This week is shaping up to be quite an exciting week for contemporary art in Ithaca. Not only is this Friday Gallery Night, but it is an extra special one because as soon as Gallery Night ends, Karen Brummund will show her new video installation on the facade of 126 Sears Street at 8:15pm. Read more about it in Luke Fenchel’s article in this week’s Ithaca Times.
There’s also a flurry of art activity happening up on campus too. In addition to Lindsey Glover‘s new installation ‘Island of Trees’ which opens tonight at the Olive Tjaden Gallery at Cornell, Nicholas Knouf also has a show, titled ‘Afflator,’ opening in the experimental gallery in Tjaden. Knouf is a PhD candidate in information science at Cornell and the installation is literally a robot that communicates with you in your own primordial language that you make up. How cool is that?
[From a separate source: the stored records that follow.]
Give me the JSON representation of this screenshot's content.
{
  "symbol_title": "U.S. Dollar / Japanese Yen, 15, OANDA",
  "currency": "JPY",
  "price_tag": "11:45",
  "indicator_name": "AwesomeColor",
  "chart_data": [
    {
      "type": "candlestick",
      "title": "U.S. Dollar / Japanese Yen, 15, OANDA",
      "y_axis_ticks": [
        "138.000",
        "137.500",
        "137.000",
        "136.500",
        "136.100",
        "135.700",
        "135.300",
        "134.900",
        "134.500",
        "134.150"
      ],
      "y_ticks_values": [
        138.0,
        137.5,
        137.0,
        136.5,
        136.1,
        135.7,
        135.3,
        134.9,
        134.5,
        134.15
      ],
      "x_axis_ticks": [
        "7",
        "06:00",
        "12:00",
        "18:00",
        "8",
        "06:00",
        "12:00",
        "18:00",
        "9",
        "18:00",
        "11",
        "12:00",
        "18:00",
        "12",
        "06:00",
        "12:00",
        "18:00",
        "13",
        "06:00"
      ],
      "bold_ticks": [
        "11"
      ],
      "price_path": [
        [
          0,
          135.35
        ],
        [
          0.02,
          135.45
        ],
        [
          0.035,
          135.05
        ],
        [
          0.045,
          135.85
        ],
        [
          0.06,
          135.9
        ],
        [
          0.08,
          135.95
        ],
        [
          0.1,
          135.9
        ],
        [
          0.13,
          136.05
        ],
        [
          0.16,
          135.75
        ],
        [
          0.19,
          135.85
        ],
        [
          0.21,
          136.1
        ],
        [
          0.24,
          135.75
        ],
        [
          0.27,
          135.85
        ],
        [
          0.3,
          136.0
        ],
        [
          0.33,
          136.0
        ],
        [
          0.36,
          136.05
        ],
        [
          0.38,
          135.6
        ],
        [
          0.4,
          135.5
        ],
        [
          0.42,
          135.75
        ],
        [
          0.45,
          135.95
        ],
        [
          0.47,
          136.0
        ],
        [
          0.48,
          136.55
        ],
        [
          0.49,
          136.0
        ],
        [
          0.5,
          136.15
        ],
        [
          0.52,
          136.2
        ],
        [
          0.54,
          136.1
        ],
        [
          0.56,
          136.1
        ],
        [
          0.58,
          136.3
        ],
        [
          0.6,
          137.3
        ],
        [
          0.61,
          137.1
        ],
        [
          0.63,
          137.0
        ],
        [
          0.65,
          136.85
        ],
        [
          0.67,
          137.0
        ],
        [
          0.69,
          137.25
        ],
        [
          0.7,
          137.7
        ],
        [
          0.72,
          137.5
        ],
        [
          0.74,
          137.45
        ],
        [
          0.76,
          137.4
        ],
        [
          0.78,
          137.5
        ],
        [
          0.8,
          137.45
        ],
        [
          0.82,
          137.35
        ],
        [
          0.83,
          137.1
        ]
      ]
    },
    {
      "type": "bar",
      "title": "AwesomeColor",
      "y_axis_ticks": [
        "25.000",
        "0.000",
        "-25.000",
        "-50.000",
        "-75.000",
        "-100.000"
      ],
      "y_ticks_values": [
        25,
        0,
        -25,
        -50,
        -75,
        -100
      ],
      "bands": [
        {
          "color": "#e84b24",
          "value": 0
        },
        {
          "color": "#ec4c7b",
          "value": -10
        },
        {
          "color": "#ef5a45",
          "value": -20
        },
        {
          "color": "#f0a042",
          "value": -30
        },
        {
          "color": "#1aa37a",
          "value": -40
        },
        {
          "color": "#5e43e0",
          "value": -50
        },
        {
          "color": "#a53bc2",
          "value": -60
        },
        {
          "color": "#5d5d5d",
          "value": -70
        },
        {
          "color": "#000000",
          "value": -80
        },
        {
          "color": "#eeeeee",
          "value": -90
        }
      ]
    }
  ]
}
Afflator breathes upon the conditions of today’s robotic creatures that are pulled into the muck of mimesis. To have a robot that is spoken to in natural language, that walks in a bipedal fashion, is the research that is valorised. Afflator deforms these conditions to suggest that the robotic form does not need to resemble anything we have seen before, that the means of engagement with a robot can be something other than traditional language and movement. Draping from the gallery ceiling and extending along the floor in a wave of fabric, afflator unfolds onto contemporary robotics research to suggest other ethico-political options for engagement with the robotic other. Extending from afflator is a tube with an attached mask, worn by the gallery visitor to create a machinic assemblage of human and creature. Sounds from the visitor’s mouth stimulate afflator’s activity; afflator’s activity stimulate sounds from the visitor’s mouth. Engaged in the ecstasy of communication, human and afflator in an assemblage work to deflate the present bubble of functional robotic design.